Home loan approvals at all-time record low
LONDON (Reuters) - New British home loan approvals nosedived at their sharpest annual pace in at least a decade to hit a record low in May, figures showed on Tuesday, raising fears the housing slowdown is about to escalate into a crash.
The credit crunch has forced banks to toughen up lending terms, making it harder for Britons to get affordable mortgages and house prices have already started to fall at monthly rates not seen since the slump of the early 1990s.
Economists worry that a housing market meltdown will drag the economy into recession at a time when the cost of living is rising fast as food and fuel prices soar on global markets.
The British Bankers' Association said mortgage approvals for house purchase - an indicator of future house prices - fell to 27,968 in May from 34,752 in April. That was 56 percent down on a year ago - the biggest drop since the series began in 1997.
"A very worrying picture of how the credit crunch is unfolding. A US-style housing slump looks increasingly likely," said Michael Hume, an economist at Lehman Brothers investment bank.
"The drop in mortgage approvals and lending points to a housing market that is rapidly grinding to halt under the pressure of higher mortgage interest rates, tighter bank lending standards, and declining confidence."
One Bank of England (BoE) policymaker - arch dove David Blanchflower - has suggested house prices could fall by about a third unless the central bank acts now.
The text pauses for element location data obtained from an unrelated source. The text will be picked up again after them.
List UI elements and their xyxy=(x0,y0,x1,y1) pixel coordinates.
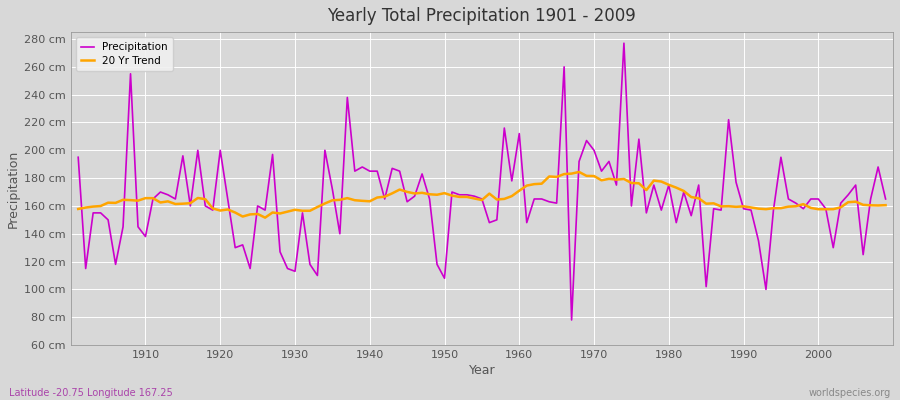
Precipitation xyxy=(611,183,622,188)
Precipitation xyxy=(507,178,517,183)
Precipitation xyxy=(880,196,891,201)
Precipitation xyxy=(132,224,143,229)
Precipitation xyxy=(342,95,353,100)
20 Yr Trend xyxy=(521,183,532,188)
20 Yr Trend xyxy=(132,198,143,203)
Y-axis label: Precipitation: Precipitation xyxy=(7,150,20,228)
X-axis label: Year: Year xyxy=(469,364,495,377)
Precipitation xyxy=(566,318,577,322)
Precipitation xyxy=(514,131,525,136)
20 Yr Trend xyxy=(880,203,891,208)
Precipitation xyxy=(73,155,84,160)
20 Yr Trend xyxy=(73,206,84,211)
20 Yr Trend xyxy=(304,208,315,213)
20 Yr Trend xyxy=(349,198,360,203)
Precipitation xyxy=(618,41,629,46)
Legend: Precipitation, 20 Yr Trend: Precipitation, 20 Yr Trend xyxy=(76,37,173,71)
Precipitation xyxy=(297,210,308,215)
20 Yr Trend xyxy=(618,176,629,181)
Title: Yearly Total Precipitation 1901 - 2009: Yearly Total Precipitation 1901 - 2009 xyxy=(328,7,636,25)
20 Yr Trend xyxy=(260,215,271,220)
Text: worldspecies.org: worldspecies.org xyxy=(809,388,891,398)
Line: Precipitation: Precipitation xyxy=(78,43,886,320)
20 Yr Trend xyxy=(514,188,525,193)
20 Yr Trend xyxy=(573,170,584,174)
Line: 20 Yr Trend: 20 Yr Trend xyxy=(78,172,886,218)
Text: Latitude -20.75 Longitude 167.25: Latitude -20.75 Longitude 167.25 xyxy=(9,388,173,398)
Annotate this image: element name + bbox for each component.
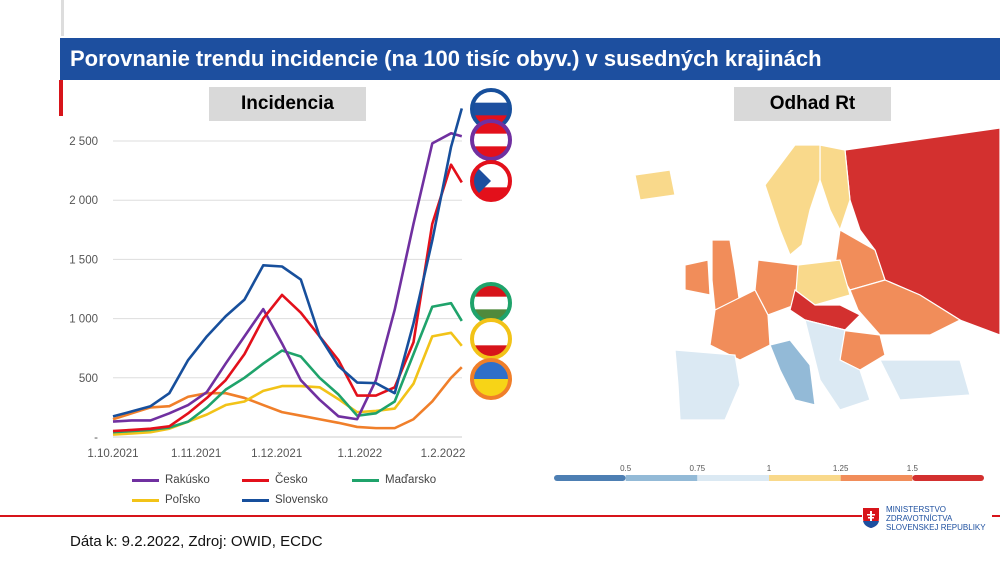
series-line-Maďarsko <box>112 301 463 434</box>
legend-label: Česko <box>275 474 308 486</box>
map-region-balkans <box>804 319 871 411</box>
map-region-iberia <box>674 349 741 421</box>
map-region-germany <box>754 259 799 316</box>
y-tick-label: - <box>94 432 98 444</box>
legend-swatch <box>242 498 269 502</box>
rt-tag: Odhad Rt <box>734 87 891 121</box>
austria-flag-icon <box>470 119 512 161</box>
scale-tick-label: 1 <box>767 464 772 473</box>
scale-tick-label: 0.75 <box>690 464 706 473</box>
map-region-scandinavia <box>764 144 821 256</box>
x-tick-label: 1.11.2021 <box>171 448 221 460</box>
series-line-Rakúsko <box>112 132 463 423</box>
map-region-italy <box>769 339 816 406</box>
legend-label: Poľsko <box>165 494 201 506</box>
x-tick-label: 1.12.2021 <box>251 448 302 460</box>
page-title: Porovnanie trendu incidencie (na 100 tis… <box>60 38 1000 80</box>
series-line-orange <box>112 366 463 430</box>
series-line-Česko <box>112 163 463 433</box>
y-tick-label: 1 500 <box>69 254 98 266</box>
scale-segment <box>554 475 626 481</box>
legend-label: Rakúsko <box>165 474 210 486</box>
legend-label: Maďarsko <box>385 474 437 486</box>
map-region-iceland <box>634 169 676 201</box>
incidence-chart: 2 500 2 000 1 500 1 000 500 - 1.10.2021 1.11.20… <box>69 88 512 460</box>
scale-segment <box>840 475 913 481</box>
legend-item: Slovensko <box>242 494 352 506</box>
logo-line: SLOVENSKEJ REPUBLIKY <box>886 523 986 532</box>
footer-divider <box>0 515 1000 517</box>
hungary-flag-icon <box>470 282 512 324</box>
map-region-finland <box>819 144 851 232</box>
scale-tick-label: 0.5 <box>620 464 632 473</box>
czechia-flag-icon <box>470 160 512 202</box>
scale-tick-label: 1.25 <box>833 464 849 473</box>
slovak-coat-of-arms-icon <box>863 508 879 528</box>
legend-swatch <box>132 498 159 502</box>
map-region-turkey <box>879 359 971 401</box>
scale-segment <box>769 475 841 481</box>
legend-item: Rakúsko <box>132 474 242 486</box>
top-divider <box>61 0 64 36</box>
legend-swatch <box>242 478 269 482</box>
series-line-Poľsko <box>112 331 463 436</box>
series-line-Slovensko <box>112 108 464 418</box>
y-tick-label: 2 500 <box>69 136 98 148</box>
europe-rt-map <box>634 127 1000 421</box>
x-tick-label: 1.1.2022 <box>337 448 382 460</box>
red-accent <box>59 80 63 116</box>
poland-flag-icon <box>470 318 512 360</box>
map-region-ireland <box>684 259 711 296</box>
incidence-tag: Incidencia <box>209 87 366 121</box>
map-region-central <box>789 288 862 331</box>
legend-label: Slovensko <box>275 494 329 506</box>
scale-segment <box>697 475 769 481</box>
x-tick-label: 1.10.2021 <box>87 448 138 460</box>
ukraine-flag-icon <box>470 358 512 400</box>
legend-item: Poľsko <box>132 494 242 506</box>
rt-color-scale: 0.5 0.75 1 1.25 1.5 <box>554 464 984 481</box>
legend-item: Česko <box>242 474 352 486</box>
legend-swatch <box>132 478 159 482</box>
source-note: Dáta k: 9.2.2022, Zdroj: OWID, ECDC <box>70 533 323 550</box>
y-tick-label: 2 000 <box>69 195 98 207</box>
y-tick-label: 1 000 <box>69 314 98 326</box>
x-tick-label: 1.2.2022 <box>421 448 466 460</box>
logo-line: MINISTERSTVO <box>886 505 947 514</box>
legend-item: Maďarsko <box>352 474 452 486</box>
legend-swatch <box>352 478 379 482</box>
scale-segment <box>625 475 698 481</box>
scale-segment <box>912 475 984 481</box>
scale-tick-label: 1.5 <box>907 464 919 473</box>
ministry-logo: MINISTERSTVO ZDRAVOTNÍCTVA SLOVENSKEJ RE… <box>862 505 992 535</box>
y-tick-label: 500 <box>79 373 98 385</box>
logo-line: ZDRAVOTNÍCTVA <box>886 514 953 523</box>
map-region-ukraine <box>849 279 962 336</box>
chart-legend: Rakúsko Česko Maďarsko Poľsko Slovensko <box>132 474 452 506</box>
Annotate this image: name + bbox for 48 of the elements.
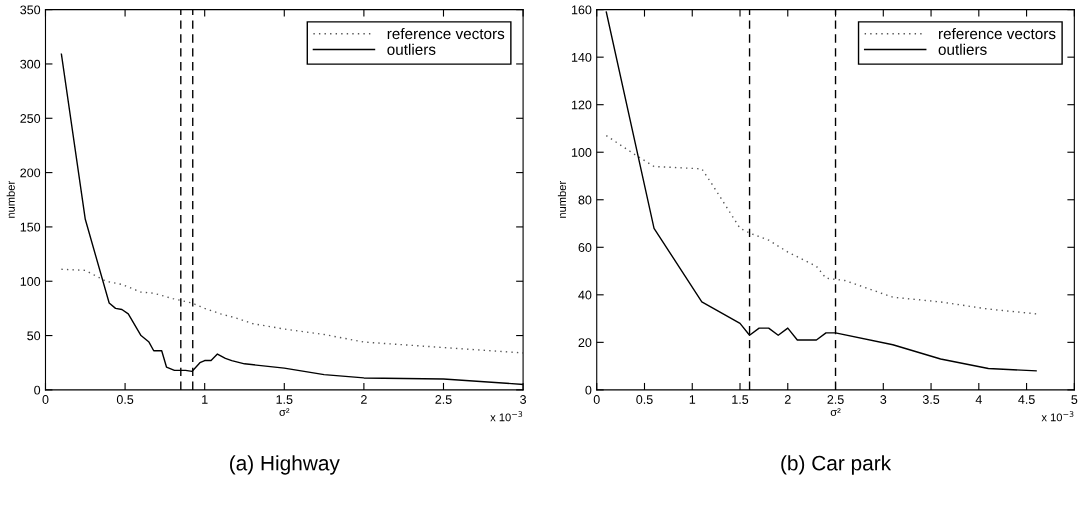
x-tick-label: 2.5 xyxy=(435,395,452,404)
x-tick-label: 1.5 xyxy=(276,395,293,404)
x-tick-label: 3.5 xyxy=(922,395,940,404)
x-tick-label: 1 xyxy=(202,395,208,404)
x-axis-title: σ² xyxy=(279,408,290,416)
legend-label: reference vectors xyxy=(939,27,1056,40)
y-tick-label: 350 xyxy=(20,5,41,15)
y-tick-label: 60 xyxy=(578,243,592,252)
text: x 10$^{−3}$ xyxy=(490,411,523,422)
x-tick-label: 2.5 xyxy=(827,395,844,404)
y-tick-label: 0 xyxy=(585,385,592,395)
x-tick-label: 3 xyxy=(880,395,887,404)
text: (a) Highway xyxy=(230,455,340,475)
x-tick-label: 5 xyxy=(1071,395,1078,404)
legend-label: reference vectors xyxy=(387,27,505,40)
y-tick-label: 250 xyxy=(20,114,41,123)
y-tick-label: 50 xyxy=(27,331,41,341)
x-tick-label: 2 xyxy=(784,395,791,404)
x-axis-title: σ² xyxy=(830,408,841,416)
x-tick-label: 2 xyxy=(361,395,367,404)
text: x 10$^{−3}$ xyxy=(1041,411,1074,422)
x-tick-label: 4.5 xyxy=(1018,395,1035,404)
y-tick-label: 100 xyxy=(20,277,41,286)
x-tick-label: 4 xyxy=(975,395,982,404)
y-tick-label: 40 xyxy=(578,290,592,300)
x-tick-label: 0.5 xyxy=(636,395,653,404)
y-tick-label: 100 xyxy=(571,148,592,157)
x-tick-label: 0 xyxy=(42,395,49,404)
x-tick-label: 0 xyxy=(593,395,600,404)
line-series xyxy=(605,134,1037,315)
y-axis-title: number xyxy=(557,181,567,218)
x-tick-label: 0.5 xyxy=(116,395,134,404)
y-tick-label: 200 xyxy=(20,168,41,178)
x-tick-label: 1.5 xyxy=(732,395,749,404)
y-tick-label: 20 xyxy=(578,338,592,347)
x-tick-label: 3 xyxy=(520,395,527,404)
y-tick-label: 140 xyxy=(571,52,592,62)
legend-label: outliers xyxy=(938,43,987,55)
text: (b) Car park xyxy=(781,455,892,475)
y-tick-label: 0 xyxy=(34,385,41,395)
y-tick-label: 150 xyxy=(20,222,41,232)
legend-label: outliers xyxy=(387,43,436,55)
y-tick-label: 160 xyxy=(571,5,592,15)
x-tick-label: 1 xyxy=(689,395,696,404)
y-tick-label: 120 xyxy=(571,100,592,110)
y-axis-title: number xyxy=(6,181,15,218)
y-tick-label: 80 xyxy=(578,195,592,205)
y-tick-label: 300 xyxy=(20,59,41,69)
And signs of worsening conditions will do little to help struggling Prime Minister Gordon Brown who has lost the public's confidence on the economy in the wake of the collapse of credit crunch victim and mortgage lender Northern Rock.
Two thirds of Britons own their homes, putting millions at risk of negative equity - when the house value falls below its mortgage - if house prices crumble. However, that may be a way off yet, given that prices trebled over the last decade.
While soaring commodity prices across the globe have forced inflation to the top of the political agenda and convinced financial markets that interest rates are heading higher, most economists expect rates will eventually have to fall.
Even hawkish BoE policymaker Andrew Sentance said this week he expected slowing growth to help cool price pressures, suggesting the central bank is in no hurry to raise rates.
But lower borrowing costs are unlikely to come in time to help anyone in Britain looking to buy a home.
Despite three cuts in official interest rates to five percent since December, banks have actually been raising rates on their mortgage deals because the credit crunch has made it harder for them to get hold of cheap funding on financial markets.
The amounts that banks have already lent to customers is also starting to come off the boil, with mortgage lending rising by four billion in May, down from a 5.2 billion pound increase in April and the weakest rise since October 2007.
"With no evidence that the mortgage credit squeeze is easing, affordability still poor, unemployment now rising and falling house prices likely to dent buyer confidence further, it is hard to avoid the conclusion that the housing market correction will be deep and prolonged," said Ed Stansfield, a property economist at consultancy Capital Economics.